Middle East & North Africa for Hospital Sterilization Sciences


How to Choose when to HLD your Ultrasound Probe

Risk Based Classification for Disinfection

It is very important that reusable medical devices are safely reprocessed (cleaned, disinfected/sterilized) between each patient to prevent infection transmission.

Classifying ultrasound probes based on risk associated with intended use provides a rational framework for associated decontamination methods (sterilize, high level disinfection and low level disinfection).

One such framework is the Spaulding Classification for determining the associated decontamination method required for reusable medical instruments according to the degree of infection transmission risk.

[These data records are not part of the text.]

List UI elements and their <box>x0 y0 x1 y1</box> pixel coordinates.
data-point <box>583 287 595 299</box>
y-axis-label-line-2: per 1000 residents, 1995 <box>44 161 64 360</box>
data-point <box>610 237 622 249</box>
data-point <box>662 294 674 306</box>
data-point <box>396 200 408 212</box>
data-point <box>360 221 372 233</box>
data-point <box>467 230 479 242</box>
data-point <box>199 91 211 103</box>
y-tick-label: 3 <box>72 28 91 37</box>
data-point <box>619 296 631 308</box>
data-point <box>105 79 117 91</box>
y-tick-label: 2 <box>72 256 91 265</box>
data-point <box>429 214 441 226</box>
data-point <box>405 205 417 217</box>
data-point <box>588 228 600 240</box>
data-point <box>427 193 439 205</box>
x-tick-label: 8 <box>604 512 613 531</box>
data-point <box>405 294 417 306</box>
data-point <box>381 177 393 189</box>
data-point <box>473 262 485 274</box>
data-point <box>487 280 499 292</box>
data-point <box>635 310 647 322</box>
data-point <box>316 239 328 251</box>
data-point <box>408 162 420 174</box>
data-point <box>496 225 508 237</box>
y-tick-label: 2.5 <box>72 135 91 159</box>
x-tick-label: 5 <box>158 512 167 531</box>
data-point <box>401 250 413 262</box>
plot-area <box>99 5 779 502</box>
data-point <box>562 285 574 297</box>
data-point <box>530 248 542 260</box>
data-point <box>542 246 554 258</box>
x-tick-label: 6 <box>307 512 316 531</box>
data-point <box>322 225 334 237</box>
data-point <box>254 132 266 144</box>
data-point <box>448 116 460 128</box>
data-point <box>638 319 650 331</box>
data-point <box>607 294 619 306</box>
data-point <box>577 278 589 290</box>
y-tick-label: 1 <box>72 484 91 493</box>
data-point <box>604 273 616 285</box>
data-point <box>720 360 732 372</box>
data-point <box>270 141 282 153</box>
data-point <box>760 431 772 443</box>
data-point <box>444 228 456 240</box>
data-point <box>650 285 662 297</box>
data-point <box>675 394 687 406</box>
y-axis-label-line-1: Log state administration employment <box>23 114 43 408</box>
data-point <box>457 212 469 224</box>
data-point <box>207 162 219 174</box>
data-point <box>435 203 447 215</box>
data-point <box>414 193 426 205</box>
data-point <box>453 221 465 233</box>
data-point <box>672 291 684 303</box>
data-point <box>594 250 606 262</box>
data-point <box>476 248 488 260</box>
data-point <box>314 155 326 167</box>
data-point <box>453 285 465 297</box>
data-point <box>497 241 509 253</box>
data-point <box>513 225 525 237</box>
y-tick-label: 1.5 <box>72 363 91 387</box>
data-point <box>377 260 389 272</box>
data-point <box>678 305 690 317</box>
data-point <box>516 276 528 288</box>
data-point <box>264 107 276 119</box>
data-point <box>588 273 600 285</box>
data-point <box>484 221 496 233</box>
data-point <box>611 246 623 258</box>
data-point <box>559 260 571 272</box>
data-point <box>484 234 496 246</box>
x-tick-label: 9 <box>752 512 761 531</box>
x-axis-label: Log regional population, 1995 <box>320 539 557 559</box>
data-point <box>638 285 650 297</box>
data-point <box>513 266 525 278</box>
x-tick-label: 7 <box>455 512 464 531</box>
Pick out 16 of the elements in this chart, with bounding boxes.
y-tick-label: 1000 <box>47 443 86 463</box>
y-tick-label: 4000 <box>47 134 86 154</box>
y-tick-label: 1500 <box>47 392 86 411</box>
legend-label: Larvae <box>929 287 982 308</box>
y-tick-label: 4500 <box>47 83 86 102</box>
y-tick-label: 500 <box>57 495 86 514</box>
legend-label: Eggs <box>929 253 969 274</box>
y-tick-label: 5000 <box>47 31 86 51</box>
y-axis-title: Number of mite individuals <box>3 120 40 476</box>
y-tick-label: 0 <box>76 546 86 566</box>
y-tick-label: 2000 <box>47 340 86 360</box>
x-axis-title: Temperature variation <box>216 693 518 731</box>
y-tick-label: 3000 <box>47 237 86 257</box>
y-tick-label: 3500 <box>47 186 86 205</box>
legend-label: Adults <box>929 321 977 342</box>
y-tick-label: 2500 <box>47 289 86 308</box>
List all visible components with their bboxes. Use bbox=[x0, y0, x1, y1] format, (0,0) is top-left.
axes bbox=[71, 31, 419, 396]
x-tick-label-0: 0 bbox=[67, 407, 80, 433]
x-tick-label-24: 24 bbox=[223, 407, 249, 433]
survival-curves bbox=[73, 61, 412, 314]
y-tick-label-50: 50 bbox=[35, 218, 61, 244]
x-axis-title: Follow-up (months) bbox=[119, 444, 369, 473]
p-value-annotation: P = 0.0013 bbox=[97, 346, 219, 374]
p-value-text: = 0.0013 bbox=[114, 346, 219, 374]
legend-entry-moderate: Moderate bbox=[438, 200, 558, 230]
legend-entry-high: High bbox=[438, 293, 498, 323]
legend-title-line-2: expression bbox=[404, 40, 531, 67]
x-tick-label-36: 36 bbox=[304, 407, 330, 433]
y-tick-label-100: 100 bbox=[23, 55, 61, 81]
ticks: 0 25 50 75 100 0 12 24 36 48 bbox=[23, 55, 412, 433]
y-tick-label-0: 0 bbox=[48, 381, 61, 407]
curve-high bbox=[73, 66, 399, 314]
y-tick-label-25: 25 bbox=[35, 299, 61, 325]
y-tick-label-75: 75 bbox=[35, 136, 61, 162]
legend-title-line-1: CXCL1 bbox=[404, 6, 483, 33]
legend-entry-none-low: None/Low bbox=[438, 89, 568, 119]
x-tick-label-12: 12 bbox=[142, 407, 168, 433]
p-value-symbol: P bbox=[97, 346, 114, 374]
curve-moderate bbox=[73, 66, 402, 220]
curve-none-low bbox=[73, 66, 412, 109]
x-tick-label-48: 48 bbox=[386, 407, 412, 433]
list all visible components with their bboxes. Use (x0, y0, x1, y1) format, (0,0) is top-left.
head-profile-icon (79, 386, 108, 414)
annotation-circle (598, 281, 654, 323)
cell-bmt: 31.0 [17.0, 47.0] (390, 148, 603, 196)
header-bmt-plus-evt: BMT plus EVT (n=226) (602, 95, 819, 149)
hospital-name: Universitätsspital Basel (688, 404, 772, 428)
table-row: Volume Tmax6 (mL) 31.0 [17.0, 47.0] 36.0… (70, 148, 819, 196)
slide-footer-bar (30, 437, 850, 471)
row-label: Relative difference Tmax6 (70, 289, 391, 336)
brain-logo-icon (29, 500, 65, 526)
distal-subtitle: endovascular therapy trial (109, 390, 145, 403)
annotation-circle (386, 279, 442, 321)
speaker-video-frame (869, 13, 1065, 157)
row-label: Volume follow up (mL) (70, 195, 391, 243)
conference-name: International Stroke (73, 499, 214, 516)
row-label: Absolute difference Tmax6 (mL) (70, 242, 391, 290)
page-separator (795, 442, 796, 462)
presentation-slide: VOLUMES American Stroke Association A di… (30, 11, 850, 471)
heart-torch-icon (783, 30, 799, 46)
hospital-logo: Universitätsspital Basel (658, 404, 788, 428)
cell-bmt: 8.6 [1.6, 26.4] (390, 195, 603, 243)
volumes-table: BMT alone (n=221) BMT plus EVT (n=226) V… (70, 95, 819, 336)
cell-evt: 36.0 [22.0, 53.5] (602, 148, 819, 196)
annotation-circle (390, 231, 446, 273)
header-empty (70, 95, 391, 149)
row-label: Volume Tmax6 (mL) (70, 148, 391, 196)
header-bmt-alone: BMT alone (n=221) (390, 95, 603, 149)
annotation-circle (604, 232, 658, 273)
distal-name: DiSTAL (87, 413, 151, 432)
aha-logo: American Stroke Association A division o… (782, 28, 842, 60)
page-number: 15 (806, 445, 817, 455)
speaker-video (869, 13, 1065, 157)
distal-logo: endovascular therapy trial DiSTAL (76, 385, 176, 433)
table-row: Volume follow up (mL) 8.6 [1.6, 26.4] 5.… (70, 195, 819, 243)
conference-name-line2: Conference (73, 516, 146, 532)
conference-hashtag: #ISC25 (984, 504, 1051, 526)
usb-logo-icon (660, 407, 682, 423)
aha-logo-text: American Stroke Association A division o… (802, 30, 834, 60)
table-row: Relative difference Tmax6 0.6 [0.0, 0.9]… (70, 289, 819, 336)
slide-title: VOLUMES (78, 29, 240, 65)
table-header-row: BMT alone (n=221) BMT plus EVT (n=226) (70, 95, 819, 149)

Devices that only contact intact skin are considered ‘non-critical’ requiring low level disinfection (inactivates bacteria, some fungi and some viruses). Devices that contact unhealthy skin or mucous membranes are considered ‘semi-critical’ requiring high level disinfection (inactivates bacteria, fungi, viruses with a few spores remaining). Devices which contact or enter sterile tissue, body fluids or vasculature are considered ‘critical’ requiring sterilization (inactivates all viable microorganisms).

Guidelines released locally by the Royal Society & College of Radiographers and the British Medical Ultrasound Society, Ireland’s Health Service Executive, NHS Scotland and regionally by the European Committee for Medical Ultrasound Safety and the European Society of Radiology, all make use of the widely adopted Dr. Spaulding Classification (or derivatives thereof) to form a consensus for when to high level disinfect ultrasound probes based on their use and patient contact sites. 2-7 Table 1 overleaf summarizes their recommendations.

While the Spaulding Classification is a good general classification system for devices, ultrasound probes have specific usage and reprocessing factors that also need to be considered (Table 1).